Wien/Rabat. Der mehr als ein halbes Jahr dauernde Flug zum Mars stellt nicht nur enorme Herausforderungen an die Technik, sondern auch an Astronauten - "auch bei Fragen wie der alltäglichen Hygiene", erklärte der Astrophysiker Gernot Grömer vom Österreichischen Weltraum-Forum (ÖWF) am Montagabend bei einer Veranstaltung in Wien. Bei einem Feldversuch in der marokkanischen Wüste im Februar will das ÖWF die Bedingungen für Astronauten in einem Raumanzug auf dem Mars simulieren und dabei auch zum Thema Hygiene Erkenntnisse sammeln. Eines steht für Grömer aber schon fest: "Für den Marsflug zahlt sich eine Waschmaschine aus."
Ein bemannter Flug von der Erde zum Mars würde 200 Tage dauern, der Rückflug ebenfalls. "Allein die saubere Alltagskleidung für die Astronauten erfordert einiges an Logistik", sagte Grömer. Auf der Internationalen Raumstation ISS wird Einwegkleidung verwendet. "Die schmutzige Kleidung kommt in einen luftdichten Plastiksack und wird mit dem Müll in die Umlaufbahn geschossen, wo dieser beim Wiedereintritt verglüht", erläuterte der Experte. Zwar gäbe es schon einen Waschmaschinen-Prototypen für die Schwerelosigkeit, aber bei den relativ kurzen Distanzen zwischen ISS und Erde sei die Versorgung mit neuer Einwegwäsche ökonomischer. Bei einer mehrjährigen Mission wäre die Waschmaschine klar zu bevorzugen, so Grömer.
Mars-Mission und verunreinigte Proben
Es geht aber nicht nur um die persönliche Hygiene der Astronauten, sondern auch um Gefahren für die Raumfahrer und die Missionsziele. Da eine der Aufgaben einer Mars-Mission die Suche nach Spuren von Leben wäre, müsse darauf geachtet werden, dass Bodenproben nicht durch die Raumfahrer mit biologischem Material von der Erde kontaminiert werden. Dafür gäbe es laut Grömer theoretisch verschiedene Methoden. Die simpelste sei die Reinigung des Raumanzugs von Hand zwischen den Außeneinsätzen. Eine zweite Möglichkeit wäre ein Außenanzug, der an der Außenhülle angedockt ist und so nie in Kontakt mit dem Inneren des Raumschiffs käme. Die dritte Möglichkeit wäre eine spezielle Kunststoffschicht, die vor jedem Einsatz auf die Außenhülle des Raumanzugs gesprüht wird und diesen steril einschließt. "Dies ist momentan noch Science-Fiction", meinte der Astrophysiker.

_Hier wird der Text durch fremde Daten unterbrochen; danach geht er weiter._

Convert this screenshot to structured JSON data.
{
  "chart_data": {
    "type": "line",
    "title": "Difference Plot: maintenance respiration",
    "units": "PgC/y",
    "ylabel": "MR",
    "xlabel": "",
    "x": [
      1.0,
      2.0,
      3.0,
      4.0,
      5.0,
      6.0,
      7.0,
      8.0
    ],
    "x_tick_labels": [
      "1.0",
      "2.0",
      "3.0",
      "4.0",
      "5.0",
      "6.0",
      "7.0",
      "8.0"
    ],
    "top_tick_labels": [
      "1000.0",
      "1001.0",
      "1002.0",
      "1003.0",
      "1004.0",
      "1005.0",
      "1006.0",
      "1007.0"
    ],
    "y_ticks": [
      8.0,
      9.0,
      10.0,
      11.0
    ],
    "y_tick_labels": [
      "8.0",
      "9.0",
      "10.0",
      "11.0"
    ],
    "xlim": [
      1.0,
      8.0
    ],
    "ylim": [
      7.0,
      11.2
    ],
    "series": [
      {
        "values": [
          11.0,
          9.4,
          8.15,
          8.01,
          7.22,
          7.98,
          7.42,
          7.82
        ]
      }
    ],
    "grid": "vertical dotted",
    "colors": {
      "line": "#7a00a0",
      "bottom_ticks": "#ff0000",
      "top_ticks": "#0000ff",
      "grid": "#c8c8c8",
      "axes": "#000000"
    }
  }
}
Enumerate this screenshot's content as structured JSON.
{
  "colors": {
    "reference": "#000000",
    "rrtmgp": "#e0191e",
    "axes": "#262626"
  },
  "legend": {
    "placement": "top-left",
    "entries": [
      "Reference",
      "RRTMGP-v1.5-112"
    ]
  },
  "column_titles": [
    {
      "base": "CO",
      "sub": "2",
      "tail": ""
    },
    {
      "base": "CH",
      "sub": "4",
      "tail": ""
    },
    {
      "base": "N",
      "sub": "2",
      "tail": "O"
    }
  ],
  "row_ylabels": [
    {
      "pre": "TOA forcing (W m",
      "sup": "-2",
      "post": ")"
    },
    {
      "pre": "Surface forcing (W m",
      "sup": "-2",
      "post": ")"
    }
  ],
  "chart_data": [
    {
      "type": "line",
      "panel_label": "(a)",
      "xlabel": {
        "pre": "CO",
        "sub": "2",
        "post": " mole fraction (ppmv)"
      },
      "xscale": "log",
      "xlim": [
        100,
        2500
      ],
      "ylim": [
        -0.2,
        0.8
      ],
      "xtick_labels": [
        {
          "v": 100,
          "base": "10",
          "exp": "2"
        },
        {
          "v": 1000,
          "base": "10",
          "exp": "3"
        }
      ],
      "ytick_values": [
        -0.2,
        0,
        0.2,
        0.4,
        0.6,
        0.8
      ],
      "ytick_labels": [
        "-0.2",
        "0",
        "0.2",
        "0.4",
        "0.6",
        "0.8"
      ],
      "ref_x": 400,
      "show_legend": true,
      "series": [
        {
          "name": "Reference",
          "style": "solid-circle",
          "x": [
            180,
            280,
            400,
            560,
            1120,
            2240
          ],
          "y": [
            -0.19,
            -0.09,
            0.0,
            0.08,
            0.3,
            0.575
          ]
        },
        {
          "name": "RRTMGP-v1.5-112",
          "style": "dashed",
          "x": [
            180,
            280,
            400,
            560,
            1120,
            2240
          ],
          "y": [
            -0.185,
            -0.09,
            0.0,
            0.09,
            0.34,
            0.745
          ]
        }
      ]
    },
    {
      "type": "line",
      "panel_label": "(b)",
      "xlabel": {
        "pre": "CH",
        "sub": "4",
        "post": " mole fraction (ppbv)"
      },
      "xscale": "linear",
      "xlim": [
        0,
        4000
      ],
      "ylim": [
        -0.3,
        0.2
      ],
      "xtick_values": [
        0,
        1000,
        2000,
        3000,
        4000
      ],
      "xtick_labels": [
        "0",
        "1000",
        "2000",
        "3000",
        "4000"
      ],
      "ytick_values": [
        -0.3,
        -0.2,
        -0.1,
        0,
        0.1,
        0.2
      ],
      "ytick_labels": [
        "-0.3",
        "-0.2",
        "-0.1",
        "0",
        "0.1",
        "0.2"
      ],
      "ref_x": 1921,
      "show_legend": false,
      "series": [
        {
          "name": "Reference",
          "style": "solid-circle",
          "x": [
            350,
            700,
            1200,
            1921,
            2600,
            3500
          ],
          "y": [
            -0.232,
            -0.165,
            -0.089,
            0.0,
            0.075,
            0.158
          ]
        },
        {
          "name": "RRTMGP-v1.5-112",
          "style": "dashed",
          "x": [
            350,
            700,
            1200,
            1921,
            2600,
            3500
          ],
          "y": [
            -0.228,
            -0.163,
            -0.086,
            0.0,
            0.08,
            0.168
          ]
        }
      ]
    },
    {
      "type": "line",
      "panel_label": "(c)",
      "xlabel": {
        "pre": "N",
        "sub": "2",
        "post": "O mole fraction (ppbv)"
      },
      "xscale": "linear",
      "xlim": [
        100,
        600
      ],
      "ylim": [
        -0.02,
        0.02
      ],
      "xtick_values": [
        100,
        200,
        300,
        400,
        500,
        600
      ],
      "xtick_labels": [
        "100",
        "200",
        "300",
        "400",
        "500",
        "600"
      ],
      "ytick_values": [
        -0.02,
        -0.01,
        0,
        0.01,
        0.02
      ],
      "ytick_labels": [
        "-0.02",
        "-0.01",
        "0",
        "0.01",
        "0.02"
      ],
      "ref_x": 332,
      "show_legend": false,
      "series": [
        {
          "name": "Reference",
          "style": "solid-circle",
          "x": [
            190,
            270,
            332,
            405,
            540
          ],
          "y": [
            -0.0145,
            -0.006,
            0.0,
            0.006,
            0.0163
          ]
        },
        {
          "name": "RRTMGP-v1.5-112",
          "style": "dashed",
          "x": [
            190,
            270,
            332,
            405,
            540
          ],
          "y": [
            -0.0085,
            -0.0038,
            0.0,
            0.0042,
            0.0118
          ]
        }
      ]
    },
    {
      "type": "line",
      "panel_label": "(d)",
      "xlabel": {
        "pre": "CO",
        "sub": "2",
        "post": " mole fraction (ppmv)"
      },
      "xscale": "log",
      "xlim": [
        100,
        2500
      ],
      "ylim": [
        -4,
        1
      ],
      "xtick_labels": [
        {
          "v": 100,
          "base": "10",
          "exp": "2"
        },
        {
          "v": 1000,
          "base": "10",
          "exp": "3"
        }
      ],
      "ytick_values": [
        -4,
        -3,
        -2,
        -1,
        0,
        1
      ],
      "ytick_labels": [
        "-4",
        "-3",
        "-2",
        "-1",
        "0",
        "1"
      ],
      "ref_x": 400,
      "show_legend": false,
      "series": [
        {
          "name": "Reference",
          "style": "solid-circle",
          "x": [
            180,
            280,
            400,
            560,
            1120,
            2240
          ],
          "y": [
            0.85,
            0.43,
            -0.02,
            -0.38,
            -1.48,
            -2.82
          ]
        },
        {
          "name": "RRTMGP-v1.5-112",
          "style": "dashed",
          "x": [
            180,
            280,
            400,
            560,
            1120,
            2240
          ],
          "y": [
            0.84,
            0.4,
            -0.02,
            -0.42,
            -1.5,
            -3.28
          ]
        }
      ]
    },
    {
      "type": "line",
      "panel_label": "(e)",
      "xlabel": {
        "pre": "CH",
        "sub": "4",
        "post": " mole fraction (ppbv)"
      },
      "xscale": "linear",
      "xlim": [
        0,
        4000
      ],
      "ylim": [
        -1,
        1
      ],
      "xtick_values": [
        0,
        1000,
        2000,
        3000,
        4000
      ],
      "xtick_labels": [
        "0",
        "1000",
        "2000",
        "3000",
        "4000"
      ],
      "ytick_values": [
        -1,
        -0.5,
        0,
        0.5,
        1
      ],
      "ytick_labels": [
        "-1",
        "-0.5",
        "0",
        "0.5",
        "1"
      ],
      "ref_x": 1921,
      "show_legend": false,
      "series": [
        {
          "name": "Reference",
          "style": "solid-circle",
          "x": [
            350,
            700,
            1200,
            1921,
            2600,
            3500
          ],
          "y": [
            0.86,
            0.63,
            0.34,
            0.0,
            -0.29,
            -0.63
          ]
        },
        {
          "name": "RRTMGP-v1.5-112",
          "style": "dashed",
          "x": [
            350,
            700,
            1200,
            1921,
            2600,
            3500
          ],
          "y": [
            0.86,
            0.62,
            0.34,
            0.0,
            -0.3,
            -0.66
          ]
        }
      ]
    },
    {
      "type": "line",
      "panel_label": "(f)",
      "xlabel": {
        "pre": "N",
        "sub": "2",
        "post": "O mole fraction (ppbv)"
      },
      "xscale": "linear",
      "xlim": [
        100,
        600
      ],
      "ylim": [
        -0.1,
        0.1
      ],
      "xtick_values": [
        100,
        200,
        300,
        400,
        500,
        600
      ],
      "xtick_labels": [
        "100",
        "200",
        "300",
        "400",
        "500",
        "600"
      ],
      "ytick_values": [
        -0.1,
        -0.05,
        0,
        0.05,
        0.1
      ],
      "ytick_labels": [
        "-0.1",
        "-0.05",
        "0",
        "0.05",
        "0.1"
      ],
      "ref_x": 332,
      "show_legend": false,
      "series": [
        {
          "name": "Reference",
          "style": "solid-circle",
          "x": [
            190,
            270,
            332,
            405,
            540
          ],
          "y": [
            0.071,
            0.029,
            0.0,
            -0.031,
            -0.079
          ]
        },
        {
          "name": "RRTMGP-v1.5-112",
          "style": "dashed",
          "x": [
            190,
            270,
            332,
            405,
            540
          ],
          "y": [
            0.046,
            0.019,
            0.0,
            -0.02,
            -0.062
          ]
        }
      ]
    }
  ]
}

Im Wüstenversuch will man auch neue Erkenntnisse zur Hygiene im Raumanzug gewinnen. "Ein durchschnittlicher Arbeitseinsatz im Anzug dauert vier bis fünf Stunden und ist von der Anstrengung mit einem Halbmarathon vergleichbar", so Grömer. Da das Innere des Anzugs ein in sich geschlossenes Ökosystem ist, könne man untersuchen, welche Mikroorganismen sich darin bilden. Erkrankungen der Raumfahrer bleiben ein Restrisiko: "Zum einen ist das Immunsystem in der Schwerelosigkeit weniger effizient, zum anderen haben die Mikroorganismen durch die Strahlung im Weltraum eine erhöhte Mutationsrate und werden so schneller resistent." Die Reiseapotheke eines Raumfahrers ähnelt laut Grömer daher einer terrestrischen: "Kopfschmerztablette, Pflaster, Breitbandantibiotika und einige auf jeden Astronauten speziell abgestimmte Medikamente."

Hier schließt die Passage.